The latest version of the Dow-Eff functions (Manual: pdf; html) can perform analyses on five different ethnological datasets:
abbreviation | codebook | dataset |
---|---|---|
SCCS | codebook | Standard Cross-Cultural Sample |
EA | codebook | Ethnographic Atlas |
LRB | codebook | Lewis R. Binford forager data |
WNAI | codebook | Western North American Indians |
XC | codebook | Merged 371 society data |
The code below outlines the workflow for estimating a model using data from the EA.
You will need a number of R packages to run the Dow-Eff functions. These are loaded using the “library” command. If a package is “not found”, it should be first installed. The following command will initiate the installation of a package named “mice”, for example:
install.packages("mice")
#--set working directory and load needed libraries--
options('width'=150)
# setwd("/home/yagmur/Dropbox/functions")

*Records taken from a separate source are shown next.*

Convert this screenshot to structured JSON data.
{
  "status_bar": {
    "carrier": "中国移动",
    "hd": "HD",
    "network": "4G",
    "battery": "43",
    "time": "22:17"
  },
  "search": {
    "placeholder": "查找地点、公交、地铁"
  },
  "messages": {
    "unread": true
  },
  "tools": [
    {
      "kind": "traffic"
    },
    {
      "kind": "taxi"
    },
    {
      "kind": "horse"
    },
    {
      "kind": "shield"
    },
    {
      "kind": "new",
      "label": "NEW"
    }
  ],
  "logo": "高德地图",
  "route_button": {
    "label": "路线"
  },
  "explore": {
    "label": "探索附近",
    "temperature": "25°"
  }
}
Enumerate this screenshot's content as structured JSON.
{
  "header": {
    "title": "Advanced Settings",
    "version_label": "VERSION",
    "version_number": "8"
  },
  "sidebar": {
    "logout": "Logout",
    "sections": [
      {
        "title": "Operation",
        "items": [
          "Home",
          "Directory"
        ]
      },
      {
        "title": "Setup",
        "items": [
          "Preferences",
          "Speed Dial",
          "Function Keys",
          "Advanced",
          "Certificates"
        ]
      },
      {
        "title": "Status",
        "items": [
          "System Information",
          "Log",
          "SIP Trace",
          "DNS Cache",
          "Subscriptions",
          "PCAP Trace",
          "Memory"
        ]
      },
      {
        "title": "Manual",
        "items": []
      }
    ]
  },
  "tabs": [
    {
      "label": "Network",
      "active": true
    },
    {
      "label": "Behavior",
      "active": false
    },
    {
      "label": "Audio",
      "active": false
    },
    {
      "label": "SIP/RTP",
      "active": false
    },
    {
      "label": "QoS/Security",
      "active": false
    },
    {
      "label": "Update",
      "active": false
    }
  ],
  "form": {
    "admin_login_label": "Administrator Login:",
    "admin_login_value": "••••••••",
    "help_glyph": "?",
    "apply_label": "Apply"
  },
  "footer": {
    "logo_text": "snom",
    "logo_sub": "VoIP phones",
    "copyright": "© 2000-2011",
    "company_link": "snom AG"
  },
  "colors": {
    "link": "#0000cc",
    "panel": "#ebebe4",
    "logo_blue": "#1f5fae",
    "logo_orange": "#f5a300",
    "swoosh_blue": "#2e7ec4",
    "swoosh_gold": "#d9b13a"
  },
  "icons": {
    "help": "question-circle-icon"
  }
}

setwd("e:/Dropbox/functions/")
library(Hmisc)
## Warning: package 'ggplot2' was built under R version 3.2.5
library(mice)
## Warning: package 'Rcpp' was built under R version 3.2.5
library(foreign)
library(stringr)
library(AER)
library(spdep)
library(psych)
library(geosphere)
library(relaimpo)
library(linprog)
library(dismo)
library(forward)
library(pastecs)
library(classInt)
library(maps)
library(dismo)
library(plyr)
library(aod)
library(reshape)
library(RColorBrewer)
library(XML)
library(tm)
library(mlogit)
library(mapproj)
The Dow-Eff functions, as well as the five ethnological datasets, are contained in an R-workspace, located in the cloud.
load(url("http://capone.mtsu.edu/eaeff/downloads/DEf01f.Rdata"))
#-show the objects contained in DEf01f.Rdata
data.frame(type=sapply(ls(),function(x) class(get(x))))
## type
## addesc function
## capwrd function
## chK function
## CSVwrite function
## doLogit function
## doMI function
## doMNLogit function
## doOLS function
## EA data.frame
## EAcov list
## EAfact data.frame
## EAkey data.frame
## fv4scale function
## GISaux character
## gSimpStat function
## kln function
## llm matrix
## LRB data.frame
## LRBcov list
## LRBfact data.frame
## LRBkey data.frame
## MEplots function
## mkcatmappng function
## mkdummy function
## mkmappng function
## mknwlag function
## mkscale function
## mkSq function
## mmgg function
## p.gis data.frame
## plotSq function
## quickdesc function
## resc function
## rmcs function
## rnkd function
## SCCS data.frame
## SCCScov list
## SCCSfact data.frame
## SCCSkey data.frame
## setDS function
## showlevs function
## spmang function
## widen function
## WNAI data.frame
## WNAIcov list
## WNAIfact data.frame
## WNAIkey data.frame
## XC data.frame
## XCcov list
## XCfact data.frame
## XCkey data.frame
The setDS( xx ) command sets one of the four ethnological datasets as the source for the subsequent analysis. The five valid options for xx are: XC, LRB, EA, SCCS, and WNAI. The setDS() command creates objects:
object name | description |
---|---|
cov | Names of covariates to use during imputation step |
dx | The selected ethnological dataset is now called dx |
dxf | The factor version of dx |
key | A metadata file for dx |
wdd | A geographic proximity weight matrix for the societies in dx |
wee | An ecological similarity weight matrix for the societies in dx |
wll | A linguistic proximity weight matrix for the societies in dx |
setDS("EA")
The next step in the workflow is to create any new variables and add them to the dataset dx. New variables can be created directly, as in the following example. When created in this way, one should also record a description of the new variable, using the command addesc(). The syntax takes first the name of the new variable, and then the description.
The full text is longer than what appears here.